# CONTAR.SI CON DOS CONDICIONES



## Renzo G (May 27, 2002)

Que tal Juan Pablo,

Es la misma lista de la pregunta anterior solo que ahora quiero contar las calificaciones por cliente para hacer un histograma.
Quiero hacer un cuadro como el que sigue,

"Cliente"

CALIFICACION	FREC.
Optimo	         12
Bueno	          8
Regular	          4
Malo	          0

Quisisera una formula que cuente las veces que el "cliente" nos ha calificado Optimo, las veces Bueno, etc, etc.
Entonces cada vez que cambie el nombre del cliente en la celda A1 me cambie toda la tabla. 

Mil Gracias,

Saludos

Renzo


----------



## Juan Pablo González (May 27, 2002)

Renzo, en el ejemplo anterior no veo las calificaciones que usted muestra en la Tabla.  Es la misma tabla pero con otras convenciones ?


----------



## Renzo G (May 28, 2002)

Tienes razon Juan Pablo, entonces te explicare mejor.

Tengo la siguiente lista
Columna A: todos los clientes
Columna B: Todos los calificativos (van de 1 hasta 4)

Lo que quiero hacer es otra tabla para que yo al momento de ingresar el nombre de determinado cliente me aparezca cuantas veces califico con 4, cuantas veces con 3, cuantas veces con 2 y cuants veces con 1.
Una vez que haga eso podre hacer un histograma.

Gracias


----------



## Juan Pablo González (May 28, 2002)

Teniendo la lista de clientes y calificaciones en las columnas A y B, hice lo siguiente.

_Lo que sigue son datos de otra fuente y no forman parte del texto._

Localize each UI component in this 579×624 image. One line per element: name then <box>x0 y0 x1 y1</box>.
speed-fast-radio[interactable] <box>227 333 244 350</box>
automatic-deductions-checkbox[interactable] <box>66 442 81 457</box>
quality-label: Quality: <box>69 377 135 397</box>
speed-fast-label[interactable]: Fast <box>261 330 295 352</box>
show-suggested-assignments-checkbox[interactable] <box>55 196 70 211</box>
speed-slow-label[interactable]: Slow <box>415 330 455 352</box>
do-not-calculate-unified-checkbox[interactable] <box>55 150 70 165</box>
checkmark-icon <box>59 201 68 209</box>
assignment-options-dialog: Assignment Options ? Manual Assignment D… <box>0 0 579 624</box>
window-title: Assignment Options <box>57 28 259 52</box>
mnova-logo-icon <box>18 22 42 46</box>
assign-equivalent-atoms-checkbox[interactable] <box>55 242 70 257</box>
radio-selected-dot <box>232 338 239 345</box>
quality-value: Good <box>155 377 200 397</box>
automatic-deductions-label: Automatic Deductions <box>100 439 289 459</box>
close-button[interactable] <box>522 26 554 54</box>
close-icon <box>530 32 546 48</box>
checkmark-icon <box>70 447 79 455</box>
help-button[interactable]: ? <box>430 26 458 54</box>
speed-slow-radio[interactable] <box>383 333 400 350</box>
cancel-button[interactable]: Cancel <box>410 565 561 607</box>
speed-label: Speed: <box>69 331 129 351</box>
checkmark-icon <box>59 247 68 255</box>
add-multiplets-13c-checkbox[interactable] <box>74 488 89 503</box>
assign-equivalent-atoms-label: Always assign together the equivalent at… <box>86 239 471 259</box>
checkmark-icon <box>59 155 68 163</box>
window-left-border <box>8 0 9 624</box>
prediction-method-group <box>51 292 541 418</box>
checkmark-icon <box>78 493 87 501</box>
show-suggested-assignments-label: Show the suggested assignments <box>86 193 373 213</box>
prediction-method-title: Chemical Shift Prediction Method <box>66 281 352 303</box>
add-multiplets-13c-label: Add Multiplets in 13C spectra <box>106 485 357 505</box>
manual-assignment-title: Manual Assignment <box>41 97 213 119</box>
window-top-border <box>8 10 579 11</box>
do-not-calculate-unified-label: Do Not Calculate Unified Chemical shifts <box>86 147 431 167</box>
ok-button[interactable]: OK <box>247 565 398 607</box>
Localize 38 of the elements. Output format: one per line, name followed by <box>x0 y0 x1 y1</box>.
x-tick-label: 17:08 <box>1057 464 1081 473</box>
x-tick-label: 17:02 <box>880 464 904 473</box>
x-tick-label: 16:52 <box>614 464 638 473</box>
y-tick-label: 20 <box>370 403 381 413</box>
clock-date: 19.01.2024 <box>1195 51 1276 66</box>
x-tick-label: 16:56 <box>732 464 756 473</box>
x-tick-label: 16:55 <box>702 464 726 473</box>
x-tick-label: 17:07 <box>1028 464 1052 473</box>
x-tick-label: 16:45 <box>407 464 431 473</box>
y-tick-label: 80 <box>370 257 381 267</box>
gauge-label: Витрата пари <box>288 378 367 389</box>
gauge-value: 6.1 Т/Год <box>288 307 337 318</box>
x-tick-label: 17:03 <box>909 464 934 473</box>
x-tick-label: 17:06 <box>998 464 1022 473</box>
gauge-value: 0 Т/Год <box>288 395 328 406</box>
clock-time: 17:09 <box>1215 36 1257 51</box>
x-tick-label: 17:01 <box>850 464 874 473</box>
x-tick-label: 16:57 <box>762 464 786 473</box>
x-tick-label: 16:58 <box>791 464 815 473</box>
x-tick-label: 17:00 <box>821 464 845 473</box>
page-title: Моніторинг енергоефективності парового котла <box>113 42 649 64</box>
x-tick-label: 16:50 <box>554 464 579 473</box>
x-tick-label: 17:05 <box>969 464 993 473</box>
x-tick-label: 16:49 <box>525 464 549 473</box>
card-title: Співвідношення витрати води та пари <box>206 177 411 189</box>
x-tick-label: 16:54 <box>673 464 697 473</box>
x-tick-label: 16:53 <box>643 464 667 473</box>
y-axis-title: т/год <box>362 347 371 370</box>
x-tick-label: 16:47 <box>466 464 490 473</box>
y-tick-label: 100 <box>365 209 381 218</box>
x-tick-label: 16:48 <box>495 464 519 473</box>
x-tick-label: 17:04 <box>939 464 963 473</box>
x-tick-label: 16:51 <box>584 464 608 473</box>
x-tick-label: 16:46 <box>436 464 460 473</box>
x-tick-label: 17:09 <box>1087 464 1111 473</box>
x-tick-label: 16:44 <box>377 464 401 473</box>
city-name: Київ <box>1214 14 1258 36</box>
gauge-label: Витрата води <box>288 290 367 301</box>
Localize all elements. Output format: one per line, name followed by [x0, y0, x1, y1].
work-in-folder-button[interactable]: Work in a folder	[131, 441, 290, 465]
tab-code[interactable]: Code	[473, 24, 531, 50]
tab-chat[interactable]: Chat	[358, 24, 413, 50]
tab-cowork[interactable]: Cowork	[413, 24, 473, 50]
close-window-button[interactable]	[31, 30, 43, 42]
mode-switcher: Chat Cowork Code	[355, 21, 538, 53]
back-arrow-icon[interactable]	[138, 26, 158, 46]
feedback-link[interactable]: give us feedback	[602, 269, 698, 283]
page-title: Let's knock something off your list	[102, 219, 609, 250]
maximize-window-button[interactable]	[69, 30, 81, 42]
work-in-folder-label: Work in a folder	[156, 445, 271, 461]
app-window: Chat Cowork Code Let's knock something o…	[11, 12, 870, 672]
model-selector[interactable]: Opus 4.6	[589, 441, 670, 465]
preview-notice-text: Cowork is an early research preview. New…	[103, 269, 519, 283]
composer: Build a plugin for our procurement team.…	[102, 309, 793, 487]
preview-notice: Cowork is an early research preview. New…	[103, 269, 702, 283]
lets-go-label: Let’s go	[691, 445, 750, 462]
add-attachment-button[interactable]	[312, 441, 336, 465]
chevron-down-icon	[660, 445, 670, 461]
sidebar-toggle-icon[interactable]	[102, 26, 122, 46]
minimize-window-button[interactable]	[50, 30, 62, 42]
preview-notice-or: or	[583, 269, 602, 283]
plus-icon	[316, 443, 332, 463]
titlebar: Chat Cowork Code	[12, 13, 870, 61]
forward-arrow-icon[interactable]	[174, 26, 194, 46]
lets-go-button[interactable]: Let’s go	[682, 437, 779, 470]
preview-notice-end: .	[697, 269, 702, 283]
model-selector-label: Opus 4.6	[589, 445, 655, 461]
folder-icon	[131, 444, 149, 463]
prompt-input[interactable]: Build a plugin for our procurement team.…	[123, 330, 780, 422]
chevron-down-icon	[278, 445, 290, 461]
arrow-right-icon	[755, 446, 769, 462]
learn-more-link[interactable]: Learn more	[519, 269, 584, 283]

En E1 pongo el nombre del cliente, "A".
En D2:D5 puse los valores 1, 2, 3 y 4.

En E2:E5 puse esta fórmula:

=SUMAPRODUCTO(($A$2:$A$14=$E$1)*($B$2:$B$14=D2))


----------



## Juan Pablo González (May 28, 2002)

Este método sólo lo utilizaría cuando sean poquitos datos, porque si no se hace muy lento.  Me parece mejor solución una Tabla Dinámica.


----------